Von Björn BertramsRSS-Newsfeed neuer Artikel von Björn Bertrams

Besprochene Bücher / Literaturhinweise

Leben und Werk der Charlotte Salomon (1917–1943) sind zweifelsohne ein faszinierender Stoff. 1961 gelangte ihr „Leben? oder Theater? Ein Singespiel“ erstmals an die Öffentlichkeit, um dann für mehrere Jahrzehnte fast in Vergessenheit zu geraten. Es ist eine groß angelegte autobiografische Erzählung in Bildern, man könnte auch sagen: ein gemaltes Theaterstück. Denn Charlotte Salomon verwirft sämtliche Kategorien und fügt Malerei, Erzählung, Theater und Musik zu einer unteilbaren Kunst zusammen. In rund 800 Gouachen mit sprechblasenähnlicher Figurenrede, begleitendem Erzählerkommentar und musikalischen Regieanweisungen erzählt sie ihr bedrohtes Leben mitsamt ihrer Familiengeschichte in Wort und Bild. Ein derart ungeahntes großformatiges Kunstwerk einer 26-jährigen Berliner Jüdin von Anfang der 1940er-Jahre erschüttert noch heute, und zwar nicht allein durch seine beachtliche Machart, sondern vor allem durch die künstlerische Selbstbehauptung gegen die tödliche Bedrohung des Holocaust einerseits und die des Familienschicksals andererseits, das von Generation zu Generation den Selbstmord weiterträgt. Nach mehrjährigem Exil in Südfrankreich starb Charlotte Salomon 1943 in Auschwitz; sie war zu diesem Zeitpunkt im fünften Monat schwanger.

In den letzten Jahren erlangte Salomons Werk wieder zunehmend Aufmerksamkeit. Nach Ausstellungen ihrer Gouachen in den Jüdischen Museen von Berlin und Frankfurt am Main und auf der documenta 2012 ziehen nun zahlreiche Museen nach.

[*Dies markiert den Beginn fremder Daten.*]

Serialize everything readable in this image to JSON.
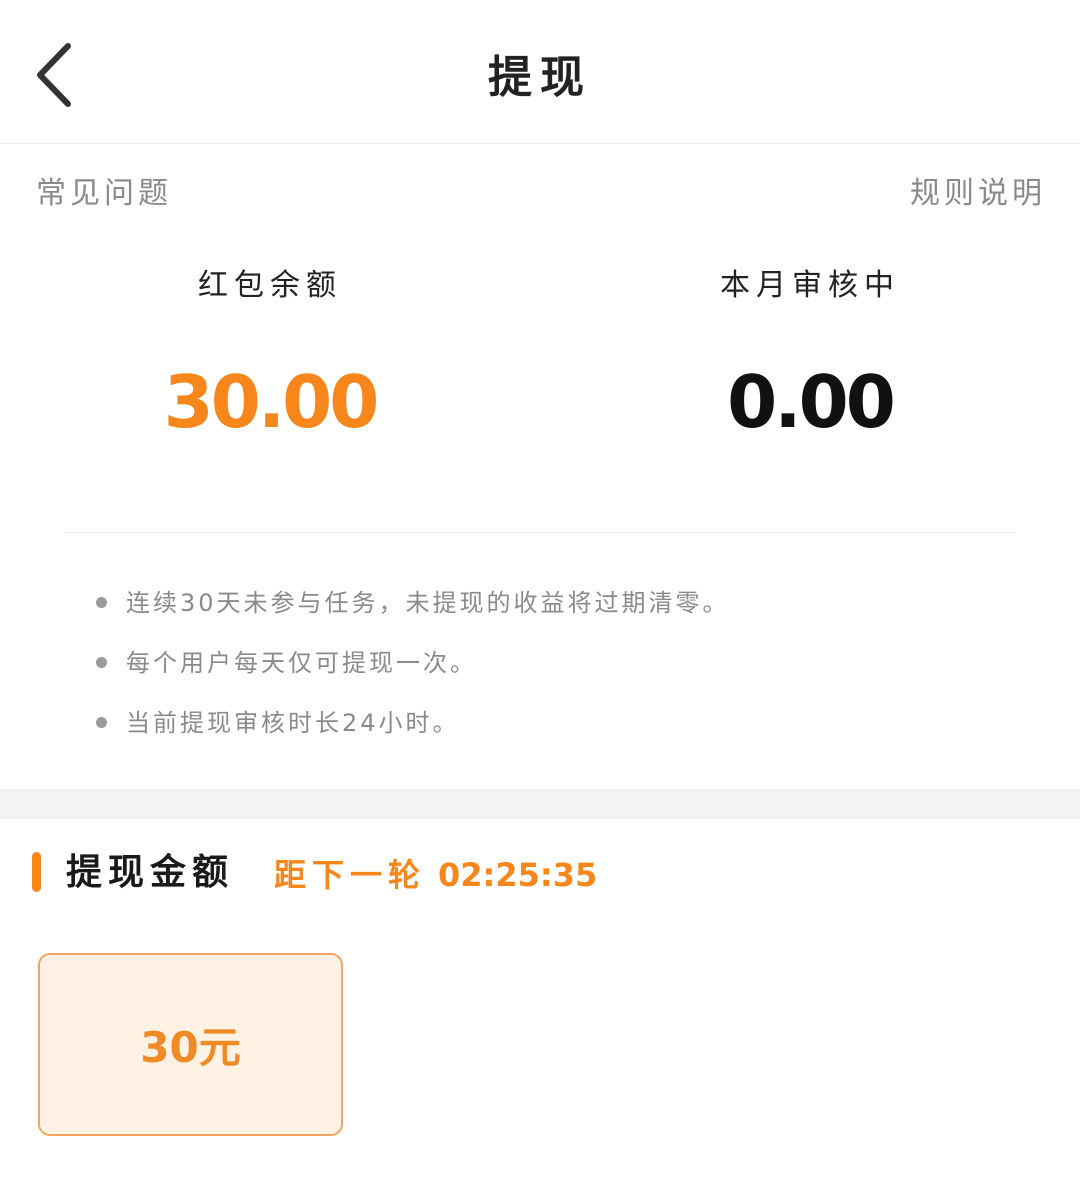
{
  "header": {
    "title": "提现",
    "back_icon": "chevron-left-icon"
  },
  "links": {
    "faq": "常见问题",
    "rules": "规则说明"
  },
  "stats": {
    "balance_label": "红包余额",
    "balance_value": "30.00",
    "review_label": "本月审核中",
    "review_value": "0.00"
  },
  "notes": [
    "连续30天未参与任务，未提现的收益将过期清零。",
    "每个用户每天仅可提现一次。",
    "当前提现审核时长24小时。"
  ],
  "withdraw": {
    "section_title": "提现金额",
    "countdown_label": "距下一轮",
    "countdown_time": "02:25:35",
    "options": [
      {
        "label": "30元",
        "selected": true
      }
    ]
  },
  "colors": {
    "accent": "#f7861b",
    "card_bg": "#fff1e3",
    "card_border": "#f3a55e",
    "muted_text": "#8a8a8a"
  }
}
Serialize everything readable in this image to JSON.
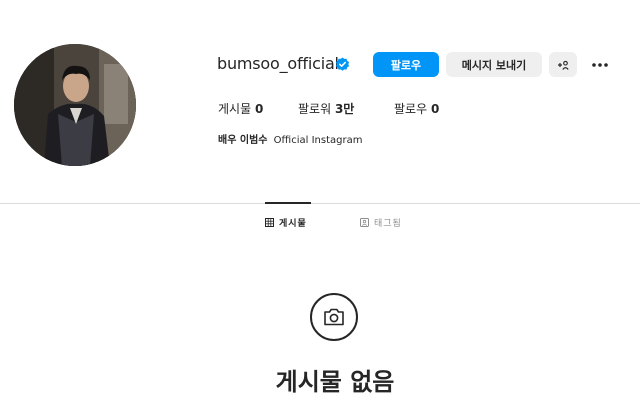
{
  "profile": {
    "username": "bumsoo_official",
    "verified": true,
    "buttons": {
      "follow": "팔로우",
      "message": "메시지 보내기",
      "suggest": "+ዲ"
    },
    "stats": {
      "posts_label": "게시물",
      "posts_value": "0",
      "followers_label": "팔로워",
      "followers_value": "3만",
      "following_label": "팔로우",
      "following_value": "0"
    },
    "bio": {
      "name": "배우 이범수",
      "text": "Official Instagram"
    }
  },
  "tabs": [
    {
      "label": "게시물",
      "icon": "grid-icon",
      "active": true
    },
    {
      "label": "태그됨",
      "icon": "tag-icon",
      "active": false
    }
  ],
  "empty_state": {
    "icon": "camera-icon",
    "title": "게시물 없음"
  },
  "colors": {
    "accent": "#0095f6",
    "text": "#262626",
    "muted": "#8e8e8e",
    "button_bg": "#efefef",
    "divider": "#dbdbdb"
  }
}
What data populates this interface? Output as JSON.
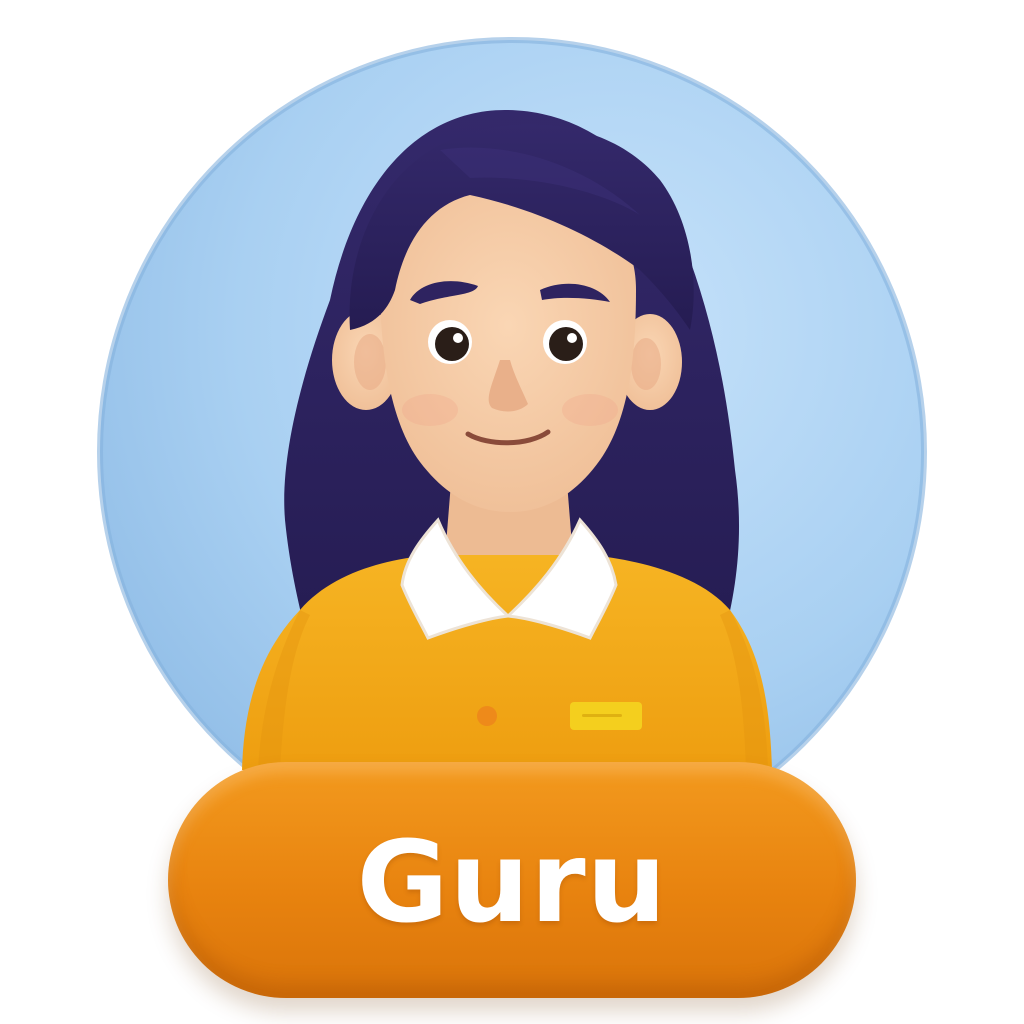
{
  "badge": {
    "name": "Guru"
  },
  "colors": {
    "background_circle": "#A9D0F2",
    "hair": "#2E2360",
    "skin": "#F6CCA8",
    "sweater": "#F2A91A",
    "collar": "#FFFFFF",
    "name_tag": "#F4CF1E",
    "button_dot": "#EE8A1A",
    "pill": "#E8830F",
    "pill_text": "#FFFFFF"
  },
  "icons": {
    "avatar": "woman-avatar-illustration"
  }
}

Derzeit sind sie im Museum der Moderne Salzburg zu sehen. Auch in der Literatur und in angrenzenden Kunstmedien nahm man sich ihrer Geschichte an: Gisela von Wysocki schrieb 2003 für den Bayerischen Rundfunk ein „akustisches Szenario über Charlotte Salomon“. Weitere Hörspielbearbeitungen und Musiktheateradaptionen folgten, wobei letztere Salomons Regieanweisungen ernst nehmen und ihr Werk gewissermaßen musikalisch zu vervollständigen suchen. So verständlich die Anregung solch produktiver Rezeptionen von „Leben? oder Theater?“ ist, so besteht doch immer die Gefahr, dass das nachträgliche Werk hinter Salomons Kunstfertigkeit allzu schroff abfällt. Dem monolithischen Œuvre Salomons ist künstlerisch kaum etwas hinzuzufügen.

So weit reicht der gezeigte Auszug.